- NBFCs are different from shadow banks as they do not pose systemic risk due to a robust regulatory framework
- Largest organised source for retail credit in unbanked and under banked segment
- Pioneers in asset backed lending
- NBFC share in total assets of Indian Financial system is 9%
NewZNew (Chandigarh) : FIDC (Finance Industry Development Council) the apex representative body-cum-Self Regulatory Organization for NBFCs (Non Banking Finance Companies), specially those engaged in asset financing, today shared its vision for FY 2016-17 to reposition NBFCs in Indian Financial System.
NBFCs over the years have played a vital role in the development of the economy, be it in financial intermediation in rural and semi urban areas or financing activities that are engines of growth, such as transport sector, SMEs and MSMEs, leasing, hire purchase etc.
Majorly, 70% of the Indian population relies on non-banking sources for their credit needs as retail credit through banks is available largely in metropolitan and urban segment of society. NBFCs have been in the forefront of catering to this segment of customers who are un-bankable masses in the rural and semi–urban areas. Through strong linkage at the grassroots level, ability to take quicker decisions and highly personalized customer service, they have created a medium of reach and communication and are very effectively serving this segment that were forced to approach unorganized money lenders for all their credit needs.
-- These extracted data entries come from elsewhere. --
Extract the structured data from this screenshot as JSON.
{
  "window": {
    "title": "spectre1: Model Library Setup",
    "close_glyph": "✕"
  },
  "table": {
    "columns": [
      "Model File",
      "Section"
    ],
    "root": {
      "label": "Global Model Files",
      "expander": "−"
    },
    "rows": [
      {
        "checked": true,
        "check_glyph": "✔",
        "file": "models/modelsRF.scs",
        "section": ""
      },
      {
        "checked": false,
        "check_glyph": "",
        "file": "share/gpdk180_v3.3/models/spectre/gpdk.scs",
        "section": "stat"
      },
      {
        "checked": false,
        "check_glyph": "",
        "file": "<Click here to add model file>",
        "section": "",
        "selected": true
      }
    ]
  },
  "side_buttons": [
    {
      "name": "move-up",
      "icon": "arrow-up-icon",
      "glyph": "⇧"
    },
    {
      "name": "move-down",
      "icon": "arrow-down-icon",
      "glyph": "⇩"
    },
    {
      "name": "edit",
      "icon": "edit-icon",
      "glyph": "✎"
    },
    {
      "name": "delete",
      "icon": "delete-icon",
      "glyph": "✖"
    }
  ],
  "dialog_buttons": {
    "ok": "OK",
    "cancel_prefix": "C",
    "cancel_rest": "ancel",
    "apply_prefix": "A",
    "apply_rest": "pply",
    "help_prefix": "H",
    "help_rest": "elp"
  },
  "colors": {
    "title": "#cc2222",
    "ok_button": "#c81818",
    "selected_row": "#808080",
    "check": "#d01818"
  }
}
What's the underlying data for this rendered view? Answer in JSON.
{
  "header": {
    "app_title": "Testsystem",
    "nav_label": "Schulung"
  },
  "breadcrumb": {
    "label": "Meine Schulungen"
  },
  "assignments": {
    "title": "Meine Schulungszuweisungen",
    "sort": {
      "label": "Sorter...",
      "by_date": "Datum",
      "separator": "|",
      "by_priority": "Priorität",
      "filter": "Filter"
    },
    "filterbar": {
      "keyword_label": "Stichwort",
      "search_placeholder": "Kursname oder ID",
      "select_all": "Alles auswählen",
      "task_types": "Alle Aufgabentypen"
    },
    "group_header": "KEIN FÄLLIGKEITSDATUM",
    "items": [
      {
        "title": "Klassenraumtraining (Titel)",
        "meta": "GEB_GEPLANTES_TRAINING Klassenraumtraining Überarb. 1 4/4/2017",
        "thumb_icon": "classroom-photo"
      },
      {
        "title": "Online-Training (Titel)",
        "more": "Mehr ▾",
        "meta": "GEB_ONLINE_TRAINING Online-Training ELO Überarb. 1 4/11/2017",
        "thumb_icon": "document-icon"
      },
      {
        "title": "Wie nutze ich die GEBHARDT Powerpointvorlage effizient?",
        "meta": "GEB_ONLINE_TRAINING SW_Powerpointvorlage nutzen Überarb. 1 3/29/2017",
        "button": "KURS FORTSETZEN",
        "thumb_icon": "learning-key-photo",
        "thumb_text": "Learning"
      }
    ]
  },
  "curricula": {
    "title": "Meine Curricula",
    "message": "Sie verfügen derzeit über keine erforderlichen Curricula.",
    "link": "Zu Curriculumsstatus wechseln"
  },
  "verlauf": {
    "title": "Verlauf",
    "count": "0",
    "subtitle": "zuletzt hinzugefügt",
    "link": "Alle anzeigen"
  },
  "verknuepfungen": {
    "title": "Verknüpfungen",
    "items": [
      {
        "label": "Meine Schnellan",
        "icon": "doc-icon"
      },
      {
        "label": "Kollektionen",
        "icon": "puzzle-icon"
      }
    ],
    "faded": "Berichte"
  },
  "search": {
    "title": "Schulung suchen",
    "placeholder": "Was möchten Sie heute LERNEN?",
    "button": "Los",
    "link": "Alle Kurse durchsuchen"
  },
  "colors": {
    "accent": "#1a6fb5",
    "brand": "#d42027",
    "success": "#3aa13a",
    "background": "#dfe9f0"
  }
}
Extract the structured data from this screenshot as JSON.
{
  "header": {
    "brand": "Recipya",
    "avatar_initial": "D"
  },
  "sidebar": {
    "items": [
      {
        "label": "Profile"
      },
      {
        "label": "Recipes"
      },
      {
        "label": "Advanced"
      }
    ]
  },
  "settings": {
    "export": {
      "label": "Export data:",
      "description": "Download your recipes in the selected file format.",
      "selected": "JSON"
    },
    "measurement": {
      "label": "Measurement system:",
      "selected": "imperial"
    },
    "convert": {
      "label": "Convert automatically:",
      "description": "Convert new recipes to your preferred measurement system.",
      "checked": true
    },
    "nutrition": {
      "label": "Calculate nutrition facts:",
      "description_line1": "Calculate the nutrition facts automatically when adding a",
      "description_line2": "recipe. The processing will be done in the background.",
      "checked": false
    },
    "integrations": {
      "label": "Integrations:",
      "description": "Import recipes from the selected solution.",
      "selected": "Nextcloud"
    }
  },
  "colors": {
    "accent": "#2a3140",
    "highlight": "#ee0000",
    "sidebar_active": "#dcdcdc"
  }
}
NBFCs have transformed a borrower, who is “unbanked” into “bankable”.
Mr. Raman Aggarwal says “To further the Government’s agenda on Financial Inclusion, NBFCs are an important driver because of their successful track record of more than 70 years of lending to the unbanked and at the same time a regulation history of more than 18 years. Inspite of the challenges faced by our economy, NBFCs have grown to a level where their share in the total assets of Indian Financial System is 9% as per RBI annual publication report, Dec’14 which is more than the Mutual Funds, Co-operative Banks and Regional Rural Banks. The need is to recognize this role and include NBFCs as part of the mainstream financial system”.
However, NBFCs in India have not received enough support and nurturing from the entire financial system. The current framework of Indian Financial Institution System needs a relook with the focus on actual delivery of credit rather than who does it. It is important to focus on the development of NBFC sector in addition to its regulation, as regulation and development always go hand in hand. This has led to a situation where NBFCs have been grappling with issues like lack of adequate funding, specially for the small and medium sized companies, level playing field with banks and other financial Institutions, especially in taxation matters.
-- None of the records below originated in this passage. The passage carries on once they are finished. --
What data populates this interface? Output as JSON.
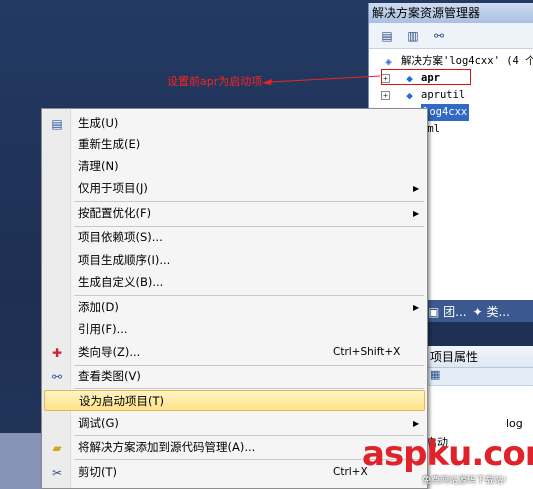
{
  "solution_explorer": {
    "title": "解决方案资源管理器",
    "root_label": "解决方案'log4cxx' (4 个",
    "projects": [
      "apr",
      "aprutil",
      "log4cxx",
      "xml"
    ],
    "bottom_tabs": [
      "团...",
      "类..."
    ]
  },
  "properties": {
    "title": "项目属性",
    "row1_value": "log",
    "row2_label": "启动"
  },
  "annotation": {
    "text": "设置前apr为启动项"
  },
  "context_menu": {
    "items": [
      {
        "label": "生成(U)",
        "icon": "build-icon",
        "shortcut": "",
        "submenu": false
      },
      {
        "label": "重新生成(E)",
        "icon": "",
        "shortcut": "",
        "submenu": false
      },
      {
        "label": "清理(N)",
        "icon": "",
        "shortcut": "",
        "submenu": false
      },
      {
        "label": "仅用于项目(J)",
        "icon": "",
        "shortcut": "",
        "submenu": true
      },
      {
        "label": "按配置优化(F)",
        "icon": "",
        "shortcut": "",
        "submenu": true
      },
      {
        "label": "项目依赖项(S)...",
        "icon": "",
        "shortcut": "",
        "submenu": false
      },
      {
        "label": "项目生成顺序(I)...",
        "icon": "",
        "shortcut": "",
        "submenu": false
      },
      {
        "label": "生成自定义(B)...",
        "icon": "",
        "shortcut": "",
        "submenu": false
      },
      {
        "label": "添加(D)",
        "icon": "",
        "shortcut": "",
        "submenu": true
      },
      {
        "label": "引用(F)...",
        "icon": "",
        "shortcut": "",
        "submenu": false
      },
      {
        "label": "类向导(Z)...",
        "icon": "class-wizard-icon",
        "shortcut": "Ctrl+Shift+X",
        "submenu": false
      },
      {
        "label": "查看类图(V)",
        "icon": "class-diagram-icon",
        "shortcut": "",
        "submenu": false
      },
      {
        "label": "设为启动项目(T)",
        "icon": "",
        "shortcut": "",
        "submenu": false
      },
      {
        "label": "调试(G)",
        "icon": "",
        "shortcut": "",
        "submenu": true
      },
      {
        "label": "将解决方案添加到源代码管理(A)...",
        "icon": "source-control-icon",
        "shortcut": "",
        "submenu": false
      },
      {
        "label": "剪切(T)",
        "icon": "scissors-icon",
        "shortcut": "Ctrl+X",
        "submenu": false
      }
    ]
  },
  "watermark": {
    "brand": "aspku.com",
    "sub": "免费网站源码下载站!"
  }
}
As an effective Self Regulatory Organization cum representative body, FIDC has now embarked on transforming itself to play a “proactive” rather than a “reactive” role. In order to achieve this, the plan is to engage with the regulator and the Government, both at the centre and the states proactively and create a formalized arrangement for a dialogue on a regular basis. This shall enable FIDC to not only address the issues, but also lead to a healthy exchange of mutual concerns, ideas and general economic matters, based on which the required regulatory changes can be made. Also now FIDC will take lead in engaging with other stakeholders like the Indian Banks Association (IBA), Society for Indian Automobile Manufacturers (SIAM), The Transporters body and also the leading Chambers of Commerce an Industry like ASSOCHAM, FICCI, CII, PHD and IMC in order to build strong linkages like funding relationship with banks, and also represent issues of common interest with greater strength.